— Два раза я. Но оба моих выстрела попали в его бронежилет. Я не знал, что он надевает жилет на заседание в думу. А потом передали, что, кроме моих выстрелов, были еще два — в голову и горло. Но это не я стрелял. И не имею понятия, кто. Как у него испортилось настроение, нужно было видеть. Он весь посерел. Представляю, как он себя ругал, что взял этот «заказ». Но отступать было нельзя. Представляю, как на него давили.
— Все равно бери деньги, — наконец говорит он. Здесь оставшаяся твоя доля — ровно сто шестьдесят тысяч. Можешь их забирать и уезжать. И желательно навсегда.
Я кивнул головой. Все ясно без слов. Это наше последнее дело с Ковачем. Больше мне в Москве появляться не стоит. Я наклонился за чемоданчиком, поднял его.
— Тогда прощай, — говорю ему, — понимая, что все кончено.
— Будь здоров, — кивает он, — уезжай в свой домик.
Он не успел еще договорить, как раздался чей-то крик. И сразу выстрел, другой. И еще один дикий крик. — Ковач…
Это я потом понял, что кричали его охранники. Он, видимо, что-то заранее подозревал и привез с собой для охраны денег несколько человек. Охрану, конечно, перебили. Он только успел вскочить, как из-за мешков показалось дуло автомата и раздалась длинная очередь. Он прямо мне на руки и рухнул. Еще успел улыбнуться. А потом начался ад. На склад ворвались сразу человек десять с автоматами. Они стреляли безо всякого предупреждения. Я только успел достать пистолет Ковача и, закрываясь чемоданчиком, прыгнуть в сторону.
Конечно, это была спланированная засада. Не знаю, как они на нас вышли, но все-таки вышли. И теперь мне нужно было думать о своем спасении. Раз они знали Ковача, то смогут вычислить и меня. Нужно было уходить, но я не мог даже поднять голову. Такой плотный автоматный огонь я не видел даже в Афганистане. А у меня, кроме дохлого «Вальтера», ничего нет. Даже больше, чем ничего. Не хватает еще одной руки. Вижу недалеко какой-то люк. Под таким огнем раздумывать некогда. Делаю резкий рывок и проваливаюсь в люк, даже не зная, какая там высота. Все-таки пули меня достали, обожгли левое плечо.
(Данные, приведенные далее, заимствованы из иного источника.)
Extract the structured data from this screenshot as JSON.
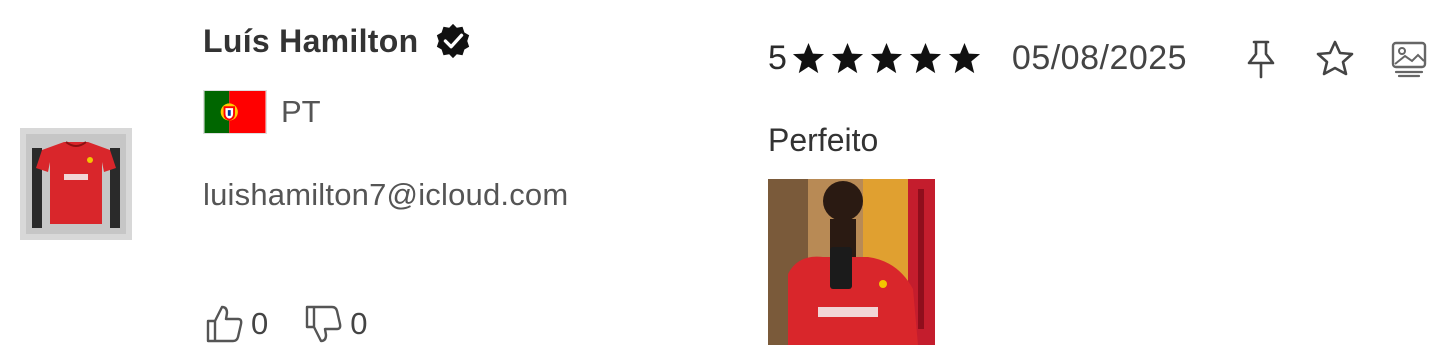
{
  "reviewer": {
    "name": "Luís Hamilton",
    "verified_icon": "verified-check-icon",
    "country_code": "PT",
    "country_flag": "portugal-flag",
    "email": "luishamilton7@icloud.com"
  },
  "votes": {
    "likes": "0",
    "dislikes": "0"
  },
  "review": {
    "rating": "5",
    "stars": 5,
    "date": "05/08/2025",
    "text": "Perfeito",
    "photo": "customer-photo-red-jersey"
  },
  "product": {
    "thumbnail": "red-football-jersey"
  },
  "actions": [
    "pin-icon",
    "star-outline-icon",
    "image-gallery-icon"
  ],
  "colors": {
    "jersey_red": "#d9262b",
    "text": "#2b2b2b",
    "muted": "#555555"
  }
}
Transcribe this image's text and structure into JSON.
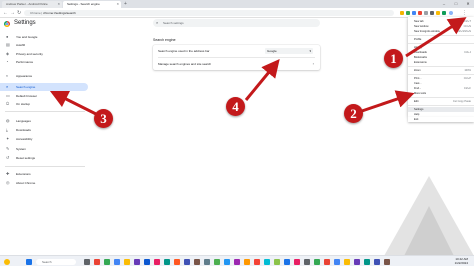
{
  "window": {
    "tabs": [
      {
        "label": "Andrew Parker - Android Police"
      },
      {
        "label": "Settings - Search engine"
      }
    ],
    "new_tab": "+",
    "controls": [
      "–",
      "□",
      "✕"
    ]
  },
  "address_bar": {
    "site_label": "Chrome",
    "url": "chrome://settings/search",
    "back": "←",
    "forward": "→",
    "reload": "↻"
  },
  "header": {
    "title": "Settings",
    "search_placeholder": "Search settings"
  },
  "sidebar": {
    "items": [
      {
        "label": "You and Google",
        "icon": "person-icon",
        "glyph": "👤"
      },
      {
        "label": "Autofill",
        "icon": "autofill-icon",
        "glyph": "📋"
      },
      {
        "label": "Privacy and security",
        "icon": "shield-icon",
        "glyph": "🛡"
      },
      {
        "label": "Performance",
        "icon": "speed-icon",
        "glyph": "⚡"
      },
      {
        "label": "Appearance",
        "icon": "palette-icon",
        "glyph": "🎨"
      },
      {
        "label": "Search engine",
        "icon": "search-icon",
        "glyph": "🔍"
      },
      {
        "label": "Default browser",
        "icon": "browser-icon",
        "glyph": "▭"
      },
      {
        "label": "On startup",
        "icon": "power-icon",
        "glyph": "⏻"
      },
      {
        "label": "Languages",
        "icon": "globe-icon",
        "glyph": "🌐"
      },
      {
        "label": "Downloads",
        "icon": "download-icon",
        "glyph": "⤓"
      },
      {
        "label": "Accessibility",
        "icon": "accessibility-icon",
        "glyph": "♿"
      },
      {
        "label": "System",
        "icon": "wrench-icon",
        "glyph": "🔧"
      },
      {
        "label": "Reset settings",
        "icon": "reset-icon",
        "glyph": "↺"
      },
      {
        "label": "Extensions",
        "icon": "puzzle-icon",
        "glyph": "🧩"
      },
      {
        "label": "About Chrome",
        "icon": "chrome-icon",
        "glyph": "◎"
      }
    ],
    "active_index": 5
  },
  "main": {
    "section_title": "Search engine",
    "row1_label": "Search engine used in the address bar",
    "row1_value": "Google",
    "row2_label": "Manage search engines and site search"
  },
  "menu": {
    "items": [
      {
        "label": "New tab",
        "kb": "Ctrl+T"
      },
      {
        "label": "New window",
        "kb": "Ctrl+N"
      },
      {
        "label": "New Incognito window",
        "kb": "Ctrl+Shift+N"
      },
      {
        "label": "Profile",
        "kb": ""
      },
      {
        "label": "History",
        "kb": ""
      },
      {
        "label": "Downloads",
        "kb": "Ctrl+J"
      },
      {
        "label": "Bookmarks",
        "kb": ""
      },
      {
        "label": "Extensions",
        "kb": ""
      },
      {
        "label": "Zoom",
        "kb": "100%"
      },
      {
        "label": "Print...",
        "kb": "Ctrl+P"
      },
      {
        "label": "Cast...",
        "kb": ""
      },
      {
        "label": "Find...",
        "kb": "Ctrl+F"
      },
      {
        "label": "More tools",
        "kb": ""
      },
      {
        "label": "Edit",
        "kb": "Cut  Copy  Paste"
      },
      {
        "label": "Settings",
        "kb": ""
      },
      {
        "label": "Help",
        "kb": ""
      },
      {
        "label": "Exit",
        "kb": ""
      }
    ]
  },
  "annotations": [
    "1",
    "2",
    "3",
    "4"
  ],
  "annotation_color": "#c3191b",
  "taskbar": {
    "search_placeholder": "Search",
    "time": "10:42 AM",
    "date": "1/22/2024"
  }
}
Потом я протез осмотрел, оказывается, и в него попали. Вот уж повезло. Будь у меня рука я бы катался по земле от боли. А в протез ничего — до свадьбы заживет. И на плече уже такое большое красное пятно появилось. Попади пуля чуть ниже и все — пробила бы мне сердце. Здесь были какие-то очистные сооружения. Пока они там стреляли я быстро уходил. И чемоданчик в руках очень крепко держал.
Потом они догадались прекратить стрельбу и стали меня искать. А через минуту я услышал, как сразу несколько человек в люк спрыгнули. Хорошо еще, что здесь не ровный колодец, иначе один автомат мог решить свое дело. А потом я вышел на канализацию — дерьмом пахло и какой-то кожей.
Если рассказать, как уходил, никто не поверит, иногда ползком приходилось выбираться. Вылез я часа через два, когда все преследователи далеко позади остались. Вылез, сел на какой-то камень, смотрю на свой спасенный чемоданчик и смеюсь. Сам не знаю чему, но смеюсь.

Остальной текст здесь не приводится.